Here is the gist of what I hear many of you saying:
- Stop messing with private keys on "hot wallets", because... ??
- What might happen? What is a "hot wallet"? How does having a "hot wallet" cause potential loss?
A hot wallet is any wallet connected to the internet. Like Blue Wallet.
What might happen is that your coins disappear because of malware.
- Go offline ("air-gapped"), do part offline, do part online (all with the blinds/drapes closed), because... ??
- How is this safer than just importing the wallet into Blue on my iPhone and then sending to Coinbase?

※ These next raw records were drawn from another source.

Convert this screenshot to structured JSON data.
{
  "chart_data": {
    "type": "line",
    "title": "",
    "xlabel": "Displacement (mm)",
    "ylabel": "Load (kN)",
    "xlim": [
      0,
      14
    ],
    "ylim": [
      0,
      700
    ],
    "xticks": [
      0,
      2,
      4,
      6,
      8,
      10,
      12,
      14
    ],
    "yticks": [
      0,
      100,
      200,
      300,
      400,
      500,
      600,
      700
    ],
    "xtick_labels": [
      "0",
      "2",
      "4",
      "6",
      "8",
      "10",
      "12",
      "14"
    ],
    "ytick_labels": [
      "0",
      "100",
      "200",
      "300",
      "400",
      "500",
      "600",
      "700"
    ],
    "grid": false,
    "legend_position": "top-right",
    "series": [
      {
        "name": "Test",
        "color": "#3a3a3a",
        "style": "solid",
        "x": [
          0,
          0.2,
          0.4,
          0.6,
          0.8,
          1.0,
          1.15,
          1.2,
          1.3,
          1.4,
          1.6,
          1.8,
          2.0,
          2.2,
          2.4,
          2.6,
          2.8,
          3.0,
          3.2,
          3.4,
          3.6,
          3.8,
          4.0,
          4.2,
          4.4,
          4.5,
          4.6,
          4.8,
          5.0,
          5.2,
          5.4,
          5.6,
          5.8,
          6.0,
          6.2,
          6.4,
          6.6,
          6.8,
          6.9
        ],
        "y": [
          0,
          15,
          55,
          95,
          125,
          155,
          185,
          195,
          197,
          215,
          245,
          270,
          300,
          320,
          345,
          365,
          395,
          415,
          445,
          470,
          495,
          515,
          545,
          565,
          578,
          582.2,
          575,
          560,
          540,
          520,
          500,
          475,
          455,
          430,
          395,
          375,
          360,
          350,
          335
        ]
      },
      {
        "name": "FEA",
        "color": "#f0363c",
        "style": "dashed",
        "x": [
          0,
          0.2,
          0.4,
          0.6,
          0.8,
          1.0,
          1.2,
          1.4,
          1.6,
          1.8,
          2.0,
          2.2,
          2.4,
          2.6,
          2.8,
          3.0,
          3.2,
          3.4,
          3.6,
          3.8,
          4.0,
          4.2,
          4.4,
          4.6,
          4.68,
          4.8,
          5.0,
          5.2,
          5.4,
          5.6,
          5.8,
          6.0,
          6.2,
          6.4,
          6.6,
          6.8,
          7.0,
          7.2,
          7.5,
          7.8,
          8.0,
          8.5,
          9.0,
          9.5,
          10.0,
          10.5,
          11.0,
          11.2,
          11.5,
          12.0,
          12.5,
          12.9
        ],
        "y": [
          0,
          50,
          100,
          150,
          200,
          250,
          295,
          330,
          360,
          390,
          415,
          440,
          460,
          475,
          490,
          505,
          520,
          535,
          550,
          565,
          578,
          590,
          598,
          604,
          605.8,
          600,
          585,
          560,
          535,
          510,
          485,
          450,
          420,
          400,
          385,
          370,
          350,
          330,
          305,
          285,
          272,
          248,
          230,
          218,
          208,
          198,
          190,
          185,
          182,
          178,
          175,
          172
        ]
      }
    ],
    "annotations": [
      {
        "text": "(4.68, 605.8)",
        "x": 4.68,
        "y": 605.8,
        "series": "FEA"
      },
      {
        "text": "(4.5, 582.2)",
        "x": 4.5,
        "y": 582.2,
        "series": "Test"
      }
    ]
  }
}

- I can see how 1 option is an anxiety-inducing difficult and confusing set of steps and how the other option is tap-tap, send, easy/done, but I do not understand how the super difficult option is "safer" than the super easy option?
If you never enter your private key on an online device, malware can't steal your funds.
- LoyceV said, and I quote "You can't possibly be sure about this, there's always a risk."
- But then LoyceV said, in contradiction, "If you're talking about $100k+, why rush things instead of spending a few hours extra to do it 100% safe?"
You can't possible be sure about not having malware. But if your system can't go online, no malware can steal anything.
Why is the method I am going to try any LESS SAFE than another method?
Because you're using a hot wallet.
- LoyceV also said it will highly likely work just fine, like a 95% chance. Isn't that also true of any other crypto transferring method as well?
That 95% was a made-up amount. It's supposed to let you know a 5% risk is unacceptable, not to tell you 95% is okay.
- Coinbase sucks so don't use it, because... ??
I've never used them, so I can't tell you that.
Does this all have to do with PC/Windows computers that doesn't apply at all to iPhone devices regarding malware or hackers being able to see transactions moving thru the ether? Is this outdated info that is no longer fully relevant in 2025 with better technology and secure internet networks and devices that are not susceptible to the vast majority of all hacks/malware/network malfeasance?
It's quite simple: people lose money through malware. That still happens. The rest is up to you.